Research Gap: Both ML and DL techniques have proven effective for detecting citrus diseases. Within these studies, the best-performing model achieved 99.6% accuracy using DL with data augmentation and transfer learning applied to DenseNet201 and AlexNet [26]. Several researchers presented in the state-of-the-art have compared models for high-capacity environments and lightweight models for Edge Computing. In the case of citrus disease detection, it is of interest to have lightweight and optimized models that can offer outstanding performance while maintaining their viability for deployments in edge computing environments, such as portable agricultural devices or drones for field monitoring. Therefore, in this study, a comprehensive analysis of different DL models is performed, including the lightweight EfficientNetB0 model, and compared with more robust models such as DenseNet121, ResNet50, and MobileNetV2, incorporating techniques such as data augmentation, transfer learning, cross-validation training, hyperparameter tuning, and optimization. It is shown that lightweight models are capable of achieving favorable performance compared to robust models.

3. Materials and Methods

3.1. Dataset

The dataset used in this study was compiled from two publicly available collections of citrus disease images hosted on Kaggle [31,32]. These datasets include samples corresponding to canker and HLB. Both diseases considered exhibit visible manifestations on citrus leaves. The first dataset [31] consists of images with a uniform background, whereas the second dataset [32] contains images captured under natural conditions with varied backgrounds. All images used in this study are in PNG format and they have different resolutions ranging from 256 × 256, 225 × 354 and 236 × 225 among others. Figure 1 shows representative examples of both diseases considered. Figure 1a,b correspond to Canker and Huanglongbing cases from the first with-dataset, while Figure 1c,d correspond to the same diseases from the second dataset. Table 1 summarizes the dataset information.

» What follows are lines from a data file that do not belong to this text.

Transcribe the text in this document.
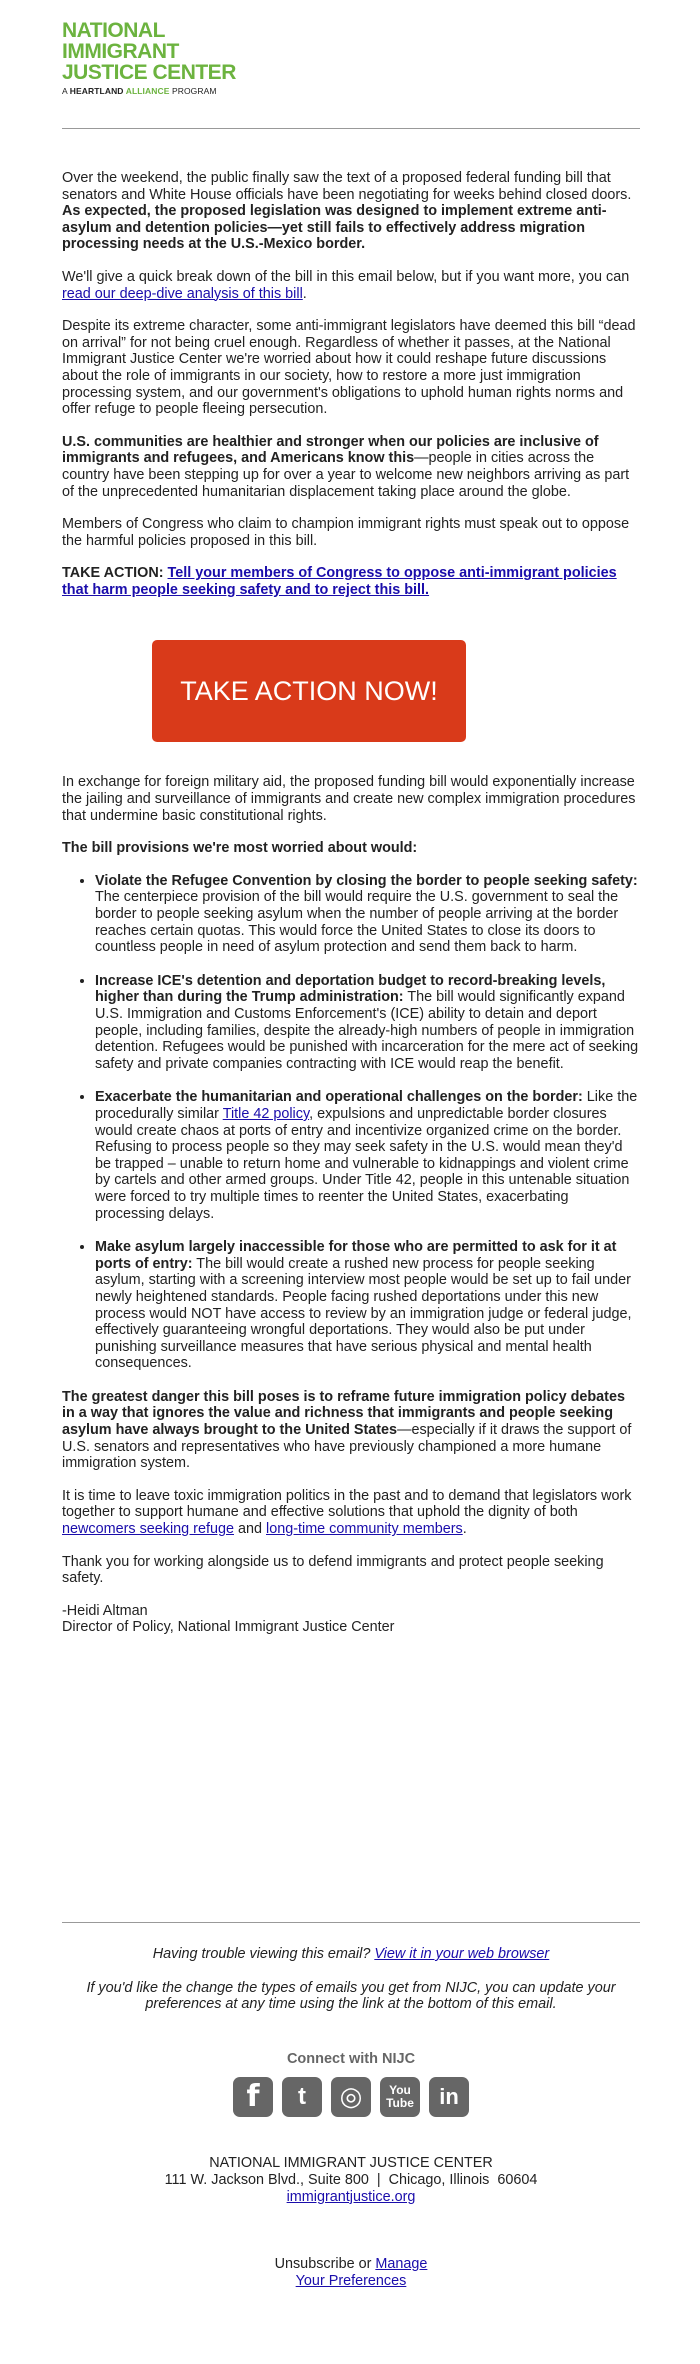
NATIONAL
IMMIGRANT
JUSTICE CENTER
A HEARTLAND ALLIANCE PROGRAM

Over the weekend, the public finally saw the text of a proposed federal funding bill that senators and White House officials have been negotiating for weeks behind closed doors. As expected, the proposed legislation was designed to implement extreme anti-asylum and detention policies—yet still fails to effectively address migration processing needs at the U.S.-Mexico border.

We'll give a quick break down of the bill in this email below, but if you want more, you can read our deep-dive analysis of this bill.

Despite its extreme character, some anti-immigrant legislators have deemed this bill “dead on arrival” for not being cruel enough. Regardless of whether it passes, at the National Immigrant Justice Center we're worried about how it could reshape future discussions about the role of immigrants in our society, how to restore a more just immigration processing system, and our government's obligations to uphold human rights norms and offer refuge to people fleeing persecution.

U.S. communities are healthier and stronger when our policies are inclusive of immigrants and refugees, and Americans know this—people in cities across the country have been stepping up for over a year to welcome new neighbors arriving as part of the unprecedented humanitarian displacement taking place around the globe.

Members of Congress who claim to champion immigrant rights must speak out to oppose the harmful policies proposed in this bill.

TAKE ACTION: Tell your members of Congress to oppose anti-immigrant policies that harm people seeking safety and to reject this bill.

TAKE ACTION NOW!

In exchange for foreign military aid, the proposed funding bill would exponentially increase the jailing and surveillance of immigrants and create new complex immigration procedures that undermine basic constitutional rights.

The bill provisions we're most worried about would:

• Violate the Refugee Convention by closing the border to people seeking safety: The centerpiece provision of the bill would require the U.S. government to seal the border to people seeking asylum when the number of people arriving at the border reaches certain quotas. This would force the United States to close its doors to countless people in need of asylum protection and send them back to harm.
• Increase ICE's detention and deportation budget to record-breaking levels, higher than during the Trump administration: The bill would significantly expand U.S. Immigration and Customs Enforcement's (ICE) ability to detain and deport people, including families, despite the already-high numbers of people in immigration detention. Refugees would be punished with incarceration for the mere act of seeking safety and private companies contracting with ICE would reap the benefit.
• Exacerbate the humanitarian and operational challenges on the border: Like the procedurally similar Title 42 policy, expulsions and unpredictable border closures would create chaos at ports of entry and incentivize organized crime on the border. Refusing to process people so they may seek safety in the U.S. would mean they'd be trapped – unable to return home and vulnerable to kidnappings and violent crime by cartels and other armed groups. Under Title 42, people in this untenable situation were forced to try multiple times to reenter the United States, exacerbating processing delays.
• Make asylum largely inaccessible for those who are permitted to ask for it at ports of entry: The bill would create a rushed new process for people seeking asylum, starting with a screening interview most people would be set up to fail under newly heightened standards. People facing rushed deportations under this new process would NOT have access to review by an immigration judge or federal judge, effectively guaranteeing wrongful deportations. They would also be put under punishing surveillance measures that have serious physical and mental health consequences.

The greatest danger this bill poses is to reframe future immigration policy debates in a way that ignores the value and richness that immigrants and people seeking asylum have always brought to the United States—especially if it draws the support of U.S. senators and representatives who have previously championed a more humane immigration system.

It is time to leave toxic immigration politics in the past and to demand that legislators work together to support humane and effective solutions that uphold the dignity of both newcomers seeking refuge and long-time community members.

Thank you for working alongside us to defend immigrants and protect people seeking safety.

-Heidi Altman
Director of Policy, National Immigrant Justice Center

Having trouble viewing this email? View it in your web browser
If you'd like the change the types of emails you get from NIJC, you can update your preferences at any time using the link at the bottom of this email.
Connect with NIJC
f	t	◎	You
Tube	in
NATIONAL IMMIGRANT JUSTICE CENTER
111 W. Jackson Blvd., Suite 800  |  Chicago, Illinois  60604
immigrantjustice.org
Unsubscribe or Manage
Your Preferences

3.2. Stratified K-Fold Cross-Validation

Stratified k-fold cross-validation is a variant of k-fold cross-validation. In k-fold cross-validation, the dataset is divided into k folds and k iterations are performed; in each iteration, one fold is used as the test set and the remaining k-1 folds as the training set. Finally, the accuracies obtained across the k iterations are averaged. Stratified k-fold cross-validation ensures that each fold preserves approximately the same class proportions as the original dataset, which is especially useful for imbalanced datasets [33].

3.3. Data Augmentation

Data augmentation is a method that applies transformations to the original images while preserving their key characteristics, with the aim of reducing overfitting, improving model performance, and addressing class imbalance in classification problems [24].

3.4. Transfer Learning

Transfer learning is a deep learning technique in which knowledge acquired by a model previously trained on one task is transferred to a related task to improve the performance of the classification model. This approach typically takes a pretrained model on a general source task, retains its initial layers, and adapts its final layers to the new, specific task via fine-tuning. The main advantages of using transfer learning include reduced training time and improved model accuracy, especially when working with small datasets [34].

3.5. Proposed Approach

Figure 2 shows the general flow of the proposed approach. A loop is executed for each fold, where the data are first prepared using stratified k-fold cross-validation, using 15% as the test set and the remaining 85% as the training and validation set, the latter divided in an 80–20% ratio. Next, pre-processing and data augmentation are applied to mitigate overfitting and improve model performance. The augmentation techniques include geometric transformations such as rotations within a predefined angle range, horizontal and vertical flips, translations of up to 10% of the image dimensions, and cropping operations. Adjustments are also made in the color space by varying brightness, contrast, saturation, and hue. Data augmentation is dynamically applied during training to avoid duplication or information leakage between folds. Figure 3 illustrates the result of applying some of these transformations to an image exhibiting citrus canker.

Subsequently, transfer learning is applied to each of the proposed CNN models: MobileNetV2, DenseNet121, ResNet50, and EfficientNetB0. To reduce training time and lower the risk of overfitting, selective fine-tuning is employed by freezing the convolutional base of the pretrained models and training only the final classification layers. Next, the cross-entropy loss function is used; regularization techniques such as dropout and weight decay are applied; and, to optimize each model, key hyperparameters, including learning rate, batch size, number of training epochs, and optimizer type, are tuned. Table 2 presents the ranges and values of the hyperparameters used.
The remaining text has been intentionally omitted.